Его невинный взгляд смотрел прямо в душу; а моя душа, казалось мне, вся исписана уроками мастерской Хремона. Итак, я держался в сторонке и благодарил бога, который пристроил его туда, где о нем могли позаботиться. Глаза его, казалось, стали больше, но оставались яркими и чистыми; на щеках, хоть и запавших немного, светился свежий румянец - от счастья, думаю, такого, над которым не властны ни время, ни перемены; и в лице его по-прежнему видна была музыка.
В конце концов Хремон решил делать статую с поверженного Гиакинта. Меня это порадовало: Гиакинт лежал ничком, вытянутая вперед рука прикрывала лицо. А какое-то время Хремон был просто захвачен Дионисом, который лежал лицом кверху.
Подходил к концу третий месяц, и на фиговом дереве уже можно было видеть, где распустятся бутоны. И вот однажды утром, когда наш отряд стоял в карауле на стене, перед Дипилонскими воротами прозвучала труба, и пронеслась весть, что вернулся Ферамен.
Вскоре раздался призыв на Собрание. Стены нельзя было бросить без охраны, так что нам оставалось только ждать. Наконец пришла смена. Мы вглядывались в их лица и медлили, не решаясь спросить о новостях. Старший, который принимал у меня караул, поймал мой взгляд и бросил:
– Ничего.
Я вытаращил глаза и спросил:
– Так что, Ферамен не вернулся, значит?
– Да нет, вернулся и прекрасно выглядит. Он был на Саламине у Лисандра.
– Ну, так какие же условия?
– Никаких. Лисандр сообщает, что не в его власти вести переговоры, ни во власти царей, это могут только эфоры в Спарте.
– После трех месяцев? Все ли с тобой в порядке, Миртилл? (Его единственный сын умер днем раньше.).
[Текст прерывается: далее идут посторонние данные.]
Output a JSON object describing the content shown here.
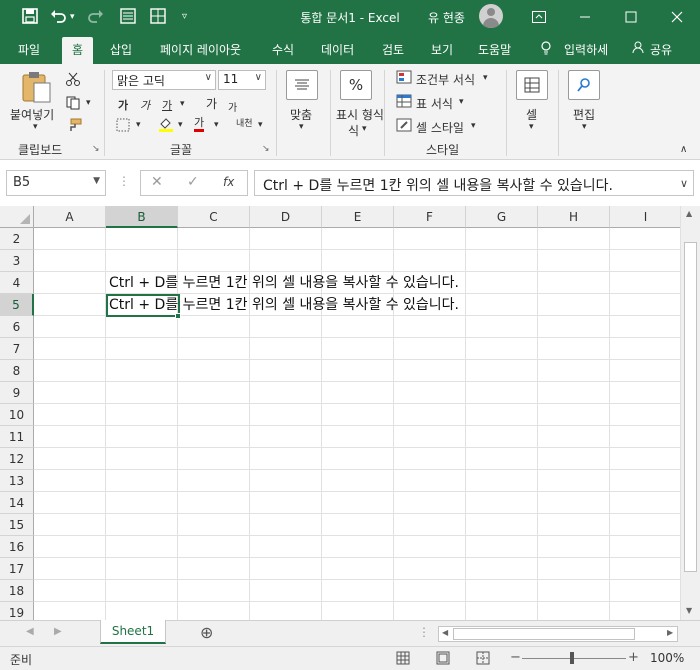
{
  "titlebar": {
    "title": "통합 문서1 - Excel",
    "user": "유 현종",
    "icons": [
      "save-icon",
      "undo-icon",
      "redo-icon",
      "form-icon",
      "table-icon",
      "customize-icon"
    ]
  },
  "tabs": [
    "파일",
    "홈",
    "삽입",
    "페이지 레이아웃",
    "수식",
    "데이터",
    "검토",
    "보기",
    "도움말",
    "입력하세",
    "공유"
  ],
  "ribbon": {
    "clipboard": {
      "paste": "붙여넣기",
      "label": "클립보드"
    },
    "font": {
      "name": "맑은 고딕",
      "size": "11",
      "label": "글꼴",
      "bold": "가",
      "italic": "가",
      "underline": "가",
      "grow": "가",
      "shrink": "가",
      "color": "가",
      "phonetic": "내천"
    },
    "align": {
      "label": "맞춤"
    },
    "number": {
      "label": "표시 형식",
      "label2": "식",
      "glyph": "%"
    },
    "styles": {
      "cond": "조건부 서식",
      "table": "표 서식",
      "cell": "셀 스타일",
      "label": "스타일"
    },
    "cells": {
      "label": "셀"
    },
    "edit": {
      "label": "편집"
    }
  },
  "formula_bar": {
    "namebox": "B5",
    "cancel": "✕",
    "confirm": "✓",
    "fx": "fx",
    "content": "Ctrl + D를 누르면 1칸 위의 셀 내용을 복사할 수 있습니다."
  },
  "grid": {
    "columns": [
      "A",
      "B",
      "C",
      "D",
      "E",
      "F",
      "G",
      "H",
      "I"
    ],
    "rows": [
      "2",
      "3",
      "4",
      "5",
      "6",
      "7",
      "8",
      "9",
      "10",
      "11",
      "12",
      "13",
      "14",
      "15",
      "16",
      "17",
      "18",
      "19"
    ],
    "selected_col": "B",
    "selected_row": "5",
    "cells": {
      "B4": "Ctrl + D를 누르면 1칸 위의 셀 내용을 복사할 수 있습니다.",
      "B5": "Ctrl + D를 누르면 1칸 위의 셀 내용을 복사할 수 있습니다."
    }
  },
  "sheets": {
    "tab": "Sheet1",
    "add": "⊕"
  },
  "status": {
    "mode": "준비",
    "zoom": "100%"
  },
  "colors": {
    "accent": "#217346",
    "ribbon_bg": "#f3f3f3"
  }
}
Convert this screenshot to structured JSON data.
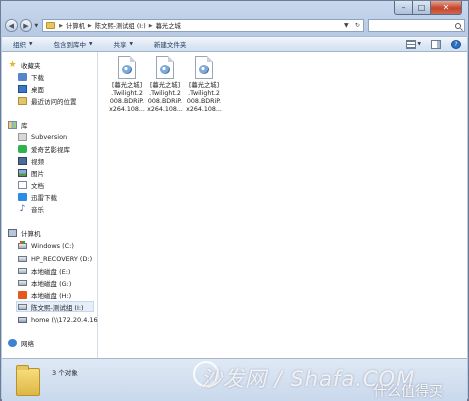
{
  "window": {
    "controls": {
      "minimize": "–",
      "maximize": "□",
      "close": "✕"
    }
  },
  "address": {
    "breadcrumbs": [
      "计算机",
      "陈文熙-测试组 (I:)",
      "暮光之城"
    ],
    "search_placeholder": ""
  },
  "toolbar": {
    "organize": "组织",
    "include_in_library": "包含到库中",
    "share": "共享",
    "new_folder": "新建文件夹",
    "help": "?"
  },
  "sidebar": {
    "favorites": {
      "header": "收藏夹",
      "items": [
        "下载",
        "桌面",
        "最近访问的位置"
      ]
    },
    "libraries": {
      "header": "库",
      "items": [
        "Subversion",
        "爱奇艺影视库",
        "视频",
        "图片",
        "文档",
        "迅雷下载",
        "音乐"
      ]
    },
    "computer": {
      "header": "计算机",
      "items": [
        "Windows  (C:)",
        "HP_RECOVERY (D:)",
        "本地磁盘 (E:)",
        "本地磁盘 (G:)",
        "本地磁盘 (H:)",
        "陈文熙-测试组 (I:)",
        "home (\\\\172.20.4.16"
      ]
    },
    "network": {
      "header": "网络"
    }
  },
  "files": [
    {
      "name_lines": [
        "[暮光之城]",
        ".Twilight.2",
        "008.BDRiP.",
        "x264.108..."
      ],
      "icon": "video-file-icon"
    },
    {
      "name_lines": [
        "[暮光之城]",
        ".Twilight.2",
        "008.BDRiP.",
        "x264.108..."
      ],
      "icon": "video-file-icon"
    },
    {
      "name_lines": [
        "[暮光之城]",
        ".Twilight.2",
        "008.BDRiP.",
        "x264.108..."
      ],
      "icon": "video-file-icon"
    }
  ],
  "status": {
    "count": "3 个对象"
  },
  "watermark": {
    "main": "沙发网 / Shafa.COM",
    "corner": "什么值得买"
  },
  "colors": {
    "accent": "#1e395b",
    "selection": "#e5eef9",
    "folder": "#e7c660"
  }
}
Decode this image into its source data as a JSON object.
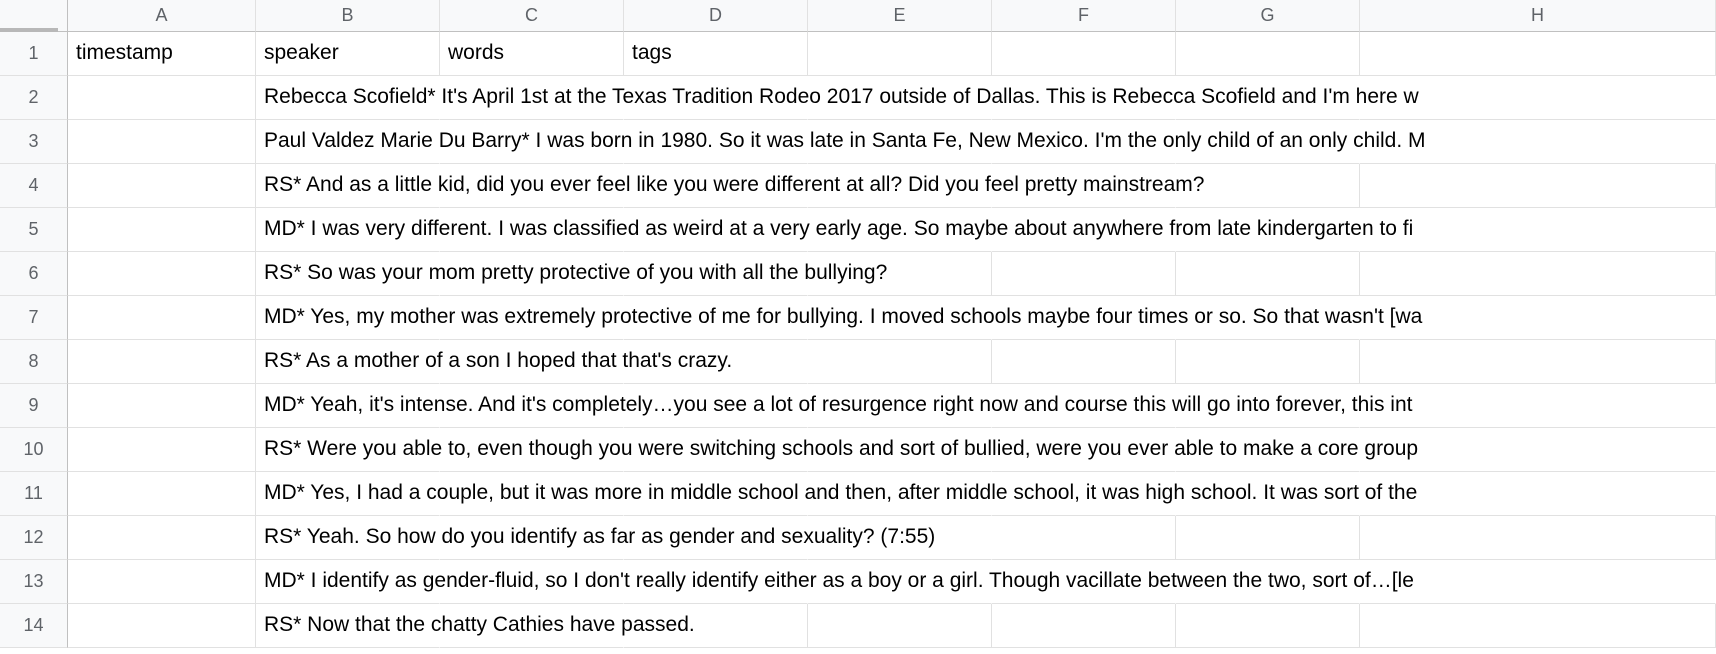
{
  "columns": [
    "A",
    "B",
    "C",
    "D",
    "E",
    "F",
    "G",
    "H"
  ],
  "header_row": {
    "A": "timestamp",
    "B": "speaker",
    "C": "words",
    "D": "tags"
  },
  "rows": [
    {
      "num": "1"
    },
    {
      "num": "2",
      "B": "Rebecca Scofield* It's April 1st at the Texas Tradition Rodeo 2017 outside of Dallas. This is Rebecca Scofield and I'm here w"
    },
    {
      "num": "3",
      "B": "Paul Valdez Marie Du Barry* I was born in 1980. So it was late in Santa Fe, New Mexico. I'm the only child of an only child. M"
    },
    {
      "num": "4",
      "B": "RS* And as a little kid, did you ever feel like you were different at all? Did you feel pretty mainstream?"
    },
    {
      "num": "5",
      "B": "MD* I was very different. I was classified as weird at a very early age. So maybe about anywhere from late kindergarten to fi"
    },
    {
      "num": "6",
      "B": "RS* So was your mom pretty protective of you with all the bullying?"
    },
    {
      "num": "7",
      "B": "MD* Yes, my mother was extremely protective of me for bullying. I moved schools maybe four times or so. So that wasn't [wa"
    },
    {
      "num": "8",
      "B": "RS* As a mother of a son I hoped that that's crazy."
    },
    {
      "num": "9",
      "B": "MD* Yeah, it's intense. And it's completely…you see a lot of resurgence right now and course this will go into forever, this int"
    },
    {
      "num": "10",
      "B": "RS* Were you able to, even though you were switching schools and sort of bullied, were you ever able to make a core group"
    },
    {
      "num": "11",
      "B": "MD* Yes, I had a couple, but it was more in middle school and then, after middle school, it was high school. It was sort of the"
    },
    {
      "num": "12",
      "B": "RS* Yeah. So how do you identify as far as gender and sexuality? (7:55)"
    },
    {
      "num": "13",
      "B": "MD* I identify as gender-fluid, so I don't really identify either as a boy or a girl. Though vacillate between the two, sort of…[le"
    },
    {
      "num": "14",
      "B": "RS* Now that the chatty Cathies have passed."
    }
  ]
}
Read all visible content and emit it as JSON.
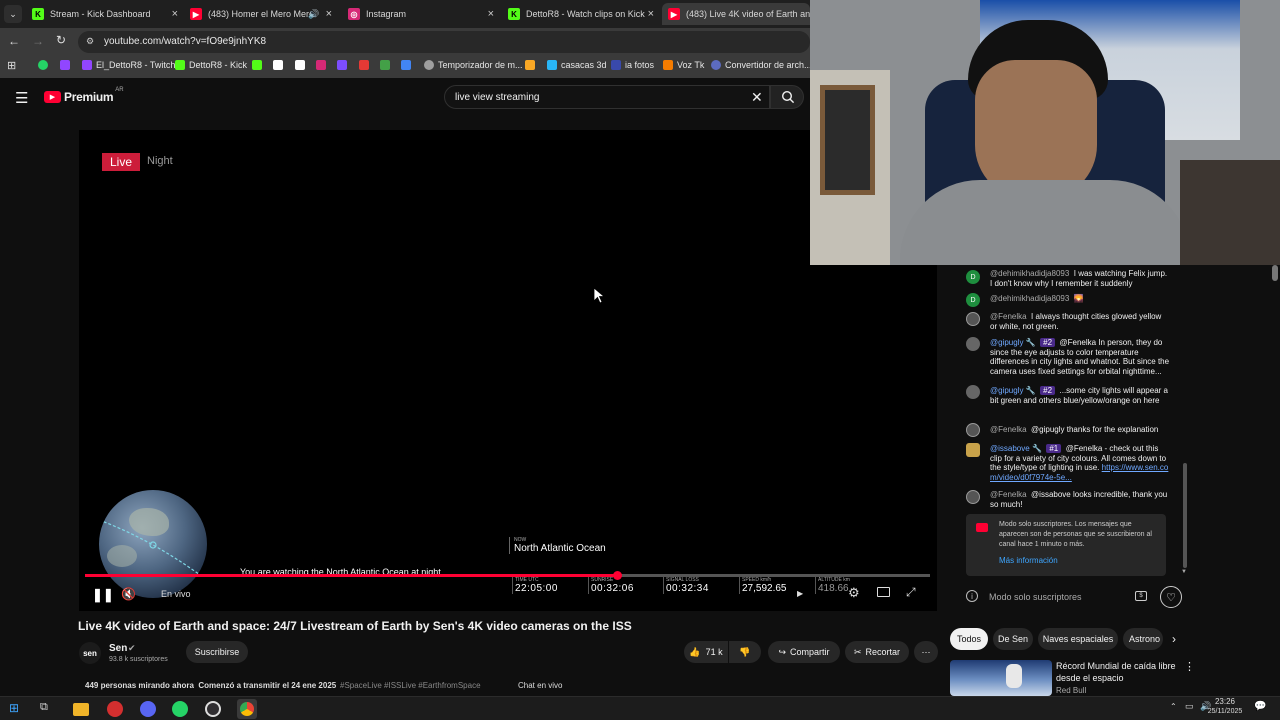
{
  "browser": {
    "tabs": [
      {
        "label": "Stream - Kick Dashboard",
        "icon": "kick-icon",
        "color": "#53fc18"
      },
      {
        "label": "(483) Homer el Mero Mero",
        "icon": "youtube-icon",
        "color": "#ff0033"
      },
      {
        "label": "Instagram",
        "icon": "instagram-icon",
        "color": "#d62976"
      },
      {
        "label": "DettoR8 - Watch clips on Kick",
        "icon": "kick-icon",
        "color": "#53fc18"
      },
      {
        "label": "(483) Live 4K video of Earth and",
        "icon": "youtube-icon",
        "color": "#ff0033"
      }
    ],
    "url": "youtube.com/watch?v=fO9e9jnhYK8",
    "bookmarks": [
      {
        "label": "",
        "icon": "whatsapp-icon",
        "color": "#25d366"
      },
      {
        "label": "",
        "icon": "twitch-icon",
        "color": "#9146ff"
      },
      {
        "label": "El_DettoR8 - Twitch",
        "icon": "twitch-icon",
        "color": "#9146ff"
      },
      {
        "label": "DettoR8 - Kick",
        "icon": "kick-icon",
        "color": "#53fc18"
      },
      {
        "label": "",
        "icon": "kick-icon",
        "color": "#53fc18"
      },
      {
        "label": "",
        "icon": "tiktok-icon",
        "color": "#ffffff"
      },
      {
        "label": "",
        "icon": "x-icon",
        "color": "#ffffff"
      },
      {
        "label": "",
        "icon": "instagram-icon",
        "color": "#d62976"
      },
      {
        "label": "",
        "icon": "app-icon",
        "color": "#7c4dff"
      },
      {
        "label": "",
        "icon": "app-icon",
        "color": "#e53935"
      },
      {
        "label": "",
        "icon": "app-icon",
        "color": "#43a047"
      },
      {
        "label": "",
        "icon": "app-icon",
        "color": "#4285f4"
      },
      {
        "label": "Temporizador de m...",
        "icon": "timer-icon",
        "color": "#9e9e9e"
      },
      {
        "label": "",
        "icon": "app-icon",
        "color": "#f9a825"
      },
      {
        "label": "casacas 3d",
        "icon": "shirt-icon",
        "color": "#29b6f6"
      },
      {
        "label": "ia fotos",
        "icon": "app-icon",
        "color": "#3949ab"
      },
      {
        "label": "Voz Tk",
        "icon": "bookmark-icon",
        "color": "#f57c00"
      },
      {
        "label": "Convertidor de arch...",
        "icon": "converter-icon",
        "color": "#5c6bc0"
      }
    ]
  },
  "youtube": {
    "logo": "Premium",
    "region": "AR",
    "search_value": "live view streaming"
  },
  "player": {
    "live_badge": "Live",
    "night_label": "Night",
    "watching_text": "You are watching the North Atlantic Ocean at night.",
    "now_label": "NOW",
    "location": "North Atlantic Ocean",
    "stats": [
      {
        "label": "TIME UTC",
        "value": "22:05:00"
      },
      {
        "label": "SUNRISE",
        "value": "00:32:06"
      },
      {
        "label": "SIGNAL LOSS",
        "value": "00:32:34"
      },
      {
        "label": "SPEED km/h",
        "value": "27,592.65"
      },
      {
        "label": "ALTITUDE km",
        "value": "418.66"
      }
    ],
    "live_status": "En vivo",
    "progress": 0.63
  },
  "video": {
    "title": "Live 4K video of Earth and space: 24/7 Livestream of Earth by Sen's 4K video cameras on the ISS",
    "channel": "Sen",
    "subscribers": "93.8 k suscriptores",
    "subscribe_label": "Suscribirse",
    "likes": "71 k",
    "share_label": "Compartir",
    "clip_label": "Recortar",
    "meta": "449 personas mirando ahora  Comenzó a transmitir el 24 ene 2025",
    "hashtags": "#SpaceLive #ISSLive #EarthfromSpace",
    "chat_label": "Chat en vivo"
  },
  "chat": {
    "messages": [
      {
        "author": "@dehimikhadidja8093",
        "text": "I was watching Felix jump. I don't know why I remember it suddenly",
        "avatar": "D",
        "color": "#1e8e3e"
      },
      {
        "author": "@dehimikhadidja8093",
        "text": "🌄",
        "avatar": "D",
        "color": "#1e8e3e"
      },
      {
        "author": "@Fenelka",
        "text": "I always thought cities glowed yellow or white, not green.",
        "avatar": "",
        "color": "#555555"
      },
      {
        "author": "@gipugly",
        "badge": "#2",
        "text": "@Fenelka In person, they do since the eye adjusts to color temperature differences in city lights and whatnot. But since the camera uses fixed settings for orbital nighttime...",
        "avatar": "",
        "color": "#666666"
      },
      {
        "author": "@gipugly",
        "badge": "#2",
        "text": "...some city lights will appear a bit green and others blue/yellow/orange on here",
        "avatar": "",
        "color": "#666666"
      },
      {
        "author": "@Fenelka",
        "text": "@gipugly thanks for the explanation",
        "avatar": "",
        "color": "#555555"
      },
      {
        "author": "@issabove",
        "badge": "#1",
        "text": "@Fenelka - check out this clip for a variety of city colours. All comes down to the style/type of lighting in use.",
        "link": "https://www.sen.com/video/d0f7974e-5e...",
        "avatar": "",
        "color": "#c8a24a"
      },
      {
        "author": "@Fenelka",
        "text": "@issabove looks incredible, thank you so much!",
        "avatar": "",
        "color": "#555555"
      }
    ],
    "subs_notice": "Modo solo suscriptores. Los mensajes que aparecen son de personas que se suscribieron al canal hace 1 minuto o más.",
    "more_info": "Más información",
    "input_placeholder": "Modo solo suscriptores"
  },
  "related": {
    "chips": [
      "Todos",
      "De Sen",
      "Naves espaciales",
      "Astrono"
    ],
    "first_title": "Récord Mundial de caída libre desde el espacio",
    "first_channel": "Red Bull"
  },
  "taskbar": {
    "time": "23:26",
    "date": "25/11/2025"
  }
}
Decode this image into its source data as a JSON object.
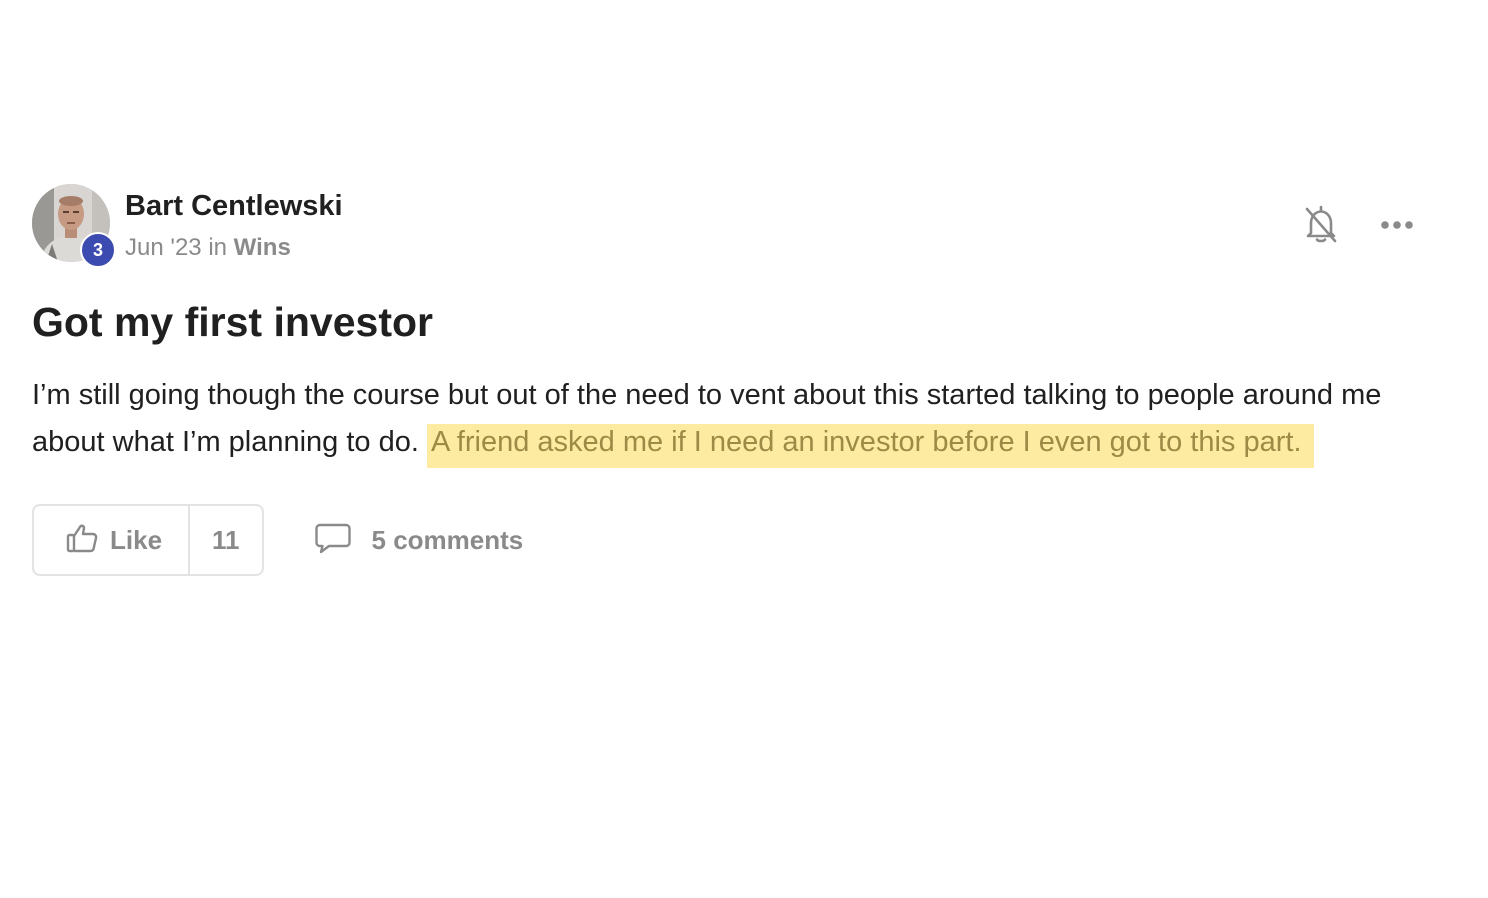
{
  "post": {
    "author": {
      "name": "Bart Centlewski",
      "level": "3",
      "avatar_icon": "user-photo"
    },
    "meta": {
      "date": "Jun '23",
      "in_word": "in",
      "category": "Wins"
    },
    "header_icons": {
      "bell": "bell-off-icon",
      "more": "more-horizontal-icon"
    },
    "title": "Got my first investor",
    "body": {
      "text": "I’m still going though the course but out of the need to vent about this started talking to people around me about what I’m planning to do.",
      "highlighted": "A friend asked me if I need an investor before I even got to this part."
    },
    "actions": {
      "like_label": "Like",
      "like_count": "11",
      "comments_label": "5 comments"
    },
    "colors": {
      "highlight_bg": "#fdeba2",
      "highlight_text": "#9c8b45",
      "badge": "#3c4bb0",
      "muted": "#8a8a8a"
    }
  }
}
– Я полагаю, для человека из Афин даже черная спартанская похлебка хороша на вкус. Он не мог заставить их облегчить условия, вот он и ждал.
– О Геракл, но чего же?
– Пока Городу понравится запах черной похлебки. Олигархи богаты, они могут выдержать еще какое-то время, а демократы умирают каждый день, скоро не останется ни одного. И те, что выживут, упитанные и красивые, смогут открыть ворота своим друзьям на любых условиях, какие те назначат.
Когда мы спускались со стены, никто не раскрыл рта. Представив себе лица моих домашних, я не набрался отваги и пошел прямо к Хремону. Он был весел и предложил мне вина, хоть еще не настал полдень.
– Теперь уже недолго, - произнес он.
Должно быть, он все это время с нетерпением дожидался дня сдачи - не потому, что был олигархом, но потому, что любил удобную жизнь, а остальное его не волновало. Я принял вино, ибо уже достаточно намерзся, хоть и не раздевался еще. В мастерской было маленькое окно высоко вверху, откуда открывался вид на Верхний город; на копье Афины сверкал свет. Я перевел взгляд на Хремона, который растирал руки над угольями, разогревая их для работы. Столько перенести и выстрадать - а под конец еще и это…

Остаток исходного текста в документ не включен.